Die Presse treibt es oft noch schlimmer. Hier ist zwar manchmal etwas von Söldnern aus Lateinamerika, Südafrika, Nepal, Serbien oder Fidschi zu lesen, doch nur um sofort in die üblichen Klischees zu verfallen. Man kann dann lesen, dass ehemalige Folterknechte Pinochets, Ceaucescus, des südafrikanischen Apartheidregimes oder Veteranen von Todesschwadronen aus Kolumbien und Serbien nun im Irak ihrem sinistren Handwerk nachgehen. Gerne wird dann auf den Tod des Südafrikaners Francois Strydom verwiesen, der früher in der berüchtigten Einheit "Koevoet" gedient hatte. Journalisten der spanischen Zeitung "El Pais" ließen sich in einer Hotelbar Bagdads von einem Serben beeindrucken, der mit zunehmendem Alkoholpegel immer mehr Moslems in Sarajewo erschossen haben wollte und nun im Irak einen Job suchte.

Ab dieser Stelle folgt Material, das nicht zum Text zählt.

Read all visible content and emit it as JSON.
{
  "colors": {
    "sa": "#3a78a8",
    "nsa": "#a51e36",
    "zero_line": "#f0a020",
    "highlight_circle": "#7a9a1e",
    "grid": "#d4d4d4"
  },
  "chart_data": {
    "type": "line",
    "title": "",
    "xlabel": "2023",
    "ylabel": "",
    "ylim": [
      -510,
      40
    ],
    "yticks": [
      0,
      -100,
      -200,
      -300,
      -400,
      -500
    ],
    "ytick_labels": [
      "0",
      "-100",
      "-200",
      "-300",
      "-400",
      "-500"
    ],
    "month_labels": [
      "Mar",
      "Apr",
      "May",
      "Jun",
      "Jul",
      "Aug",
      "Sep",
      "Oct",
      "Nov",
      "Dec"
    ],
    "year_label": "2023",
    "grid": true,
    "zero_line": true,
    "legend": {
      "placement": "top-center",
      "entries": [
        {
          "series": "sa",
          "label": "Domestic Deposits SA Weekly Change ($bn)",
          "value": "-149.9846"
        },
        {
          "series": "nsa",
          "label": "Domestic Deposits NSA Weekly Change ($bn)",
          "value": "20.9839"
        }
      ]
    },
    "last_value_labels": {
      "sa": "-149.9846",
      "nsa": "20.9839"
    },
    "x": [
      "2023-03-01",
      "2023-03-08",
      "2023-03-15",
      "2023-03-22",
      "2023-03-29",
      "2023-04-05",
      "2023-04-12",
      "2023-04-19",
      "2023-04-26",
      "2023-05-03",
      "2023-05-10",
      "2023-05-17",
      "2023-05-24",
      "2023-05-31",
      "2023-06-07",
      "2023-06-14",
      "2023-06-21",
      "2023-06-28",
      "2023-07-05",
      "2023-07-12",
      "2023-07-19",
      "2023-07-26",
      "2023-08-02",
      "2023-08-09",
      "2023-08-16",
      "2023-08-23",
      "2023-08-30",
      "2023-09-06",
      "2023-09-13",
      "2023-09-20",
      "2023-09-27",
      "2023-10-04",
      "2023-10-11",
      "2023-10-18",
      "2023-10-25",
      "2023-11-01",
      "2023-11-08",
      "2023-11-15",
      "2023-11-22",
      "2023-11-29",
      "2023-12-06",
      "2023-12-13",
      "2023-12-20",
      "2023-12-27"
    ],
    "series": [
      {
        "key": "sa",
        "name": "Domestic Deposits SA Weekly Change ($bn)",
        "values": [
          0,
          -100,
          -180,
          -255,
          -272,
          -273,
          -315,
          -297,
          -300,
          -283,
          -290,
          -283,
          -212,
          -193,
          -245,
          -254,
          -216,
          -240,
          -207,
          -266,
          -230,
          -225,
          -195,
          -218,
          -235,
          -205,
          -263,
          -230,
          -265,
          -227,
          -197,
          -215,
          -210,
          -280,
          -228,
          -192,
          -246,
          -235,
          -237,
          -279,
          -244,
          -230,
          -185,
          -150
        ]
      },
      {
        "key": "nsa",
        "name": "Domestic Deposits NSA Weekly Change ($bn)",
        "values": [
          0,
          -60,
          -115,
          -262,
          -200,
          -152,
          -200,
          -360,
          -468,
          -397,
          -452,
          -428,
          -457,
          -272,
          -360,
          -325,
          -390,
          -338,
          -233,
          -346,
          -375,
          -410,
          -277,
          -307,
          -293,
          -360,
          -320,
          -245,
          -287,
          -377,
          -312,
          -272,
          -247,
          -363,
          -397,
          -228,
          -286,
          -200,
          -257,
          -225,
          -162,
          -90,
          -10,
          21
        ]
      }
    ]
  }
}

Ganz ohne Zweifel gibt es eine ganze Reihe solcher Personen, die inzwischen im Irak ihr Glück versuchen, dennoch leiden die Artikel an den üblichen Skandal heischenden Übertreibungen. Irgendwie erinnern sie an die Berichterstattung über die Kriege in Indochina und dem Kongo, im denen ständig von Veteranen der Waffen-SS gemunkelt wurde. In der Fremdenlegion waren diese eher selten, und im Kongo gab es keinen einzigen, weshalb sich Kongo-Müller der ungeteilten Aufmerksamkeit der Weltpresse erfreuen durfte. Journalisten übersehen auch allzu gerne, dass Söldner oft enorme Aufschneider sind und mit Vorliebe die eigene Biographie mit einigen erfundenen Missionen und Leichen ausschmücken. Man hält sich hier an das italienische Motto: "Wenn es schon nicht wahr ist, so ist es doch zumindest gut erfunden."

Vor allen Dingen erinnert uns aber die Perspektive der Medien an die mittelalterlicher Chroniken - Geschichte wiederholt sich zwar nicht, funktioniert aber immer wieder gerne nach ähnlichen Prinzipien. In diesen Chroniken findet man leicht die Namen illustrer Fürsten, die in fremden Diensten Ruhm und Ehre suchten - vom Geld wird nur selten berichtet -; von der großen Masse der einfachen Knechte ist dagegen kaum etwas zu erfahren. Nur manchmal ist pauschal von "bösem Volke aus allen Ländern" zu lesen. Wenn man es etwas genauer wissen möchte, entdeckt man, dass dieses Volk sehr oft aus den ärmsten Regionen Europas stammte: der Bretagne, den Pyrenäen, Wales, den Alpen, oder Schottland. Reine Armut reichte natürlich nicht ganz aus; die potentiellen Rekruten sollten auch möglichst kriegerisch und waffengewohnt sein.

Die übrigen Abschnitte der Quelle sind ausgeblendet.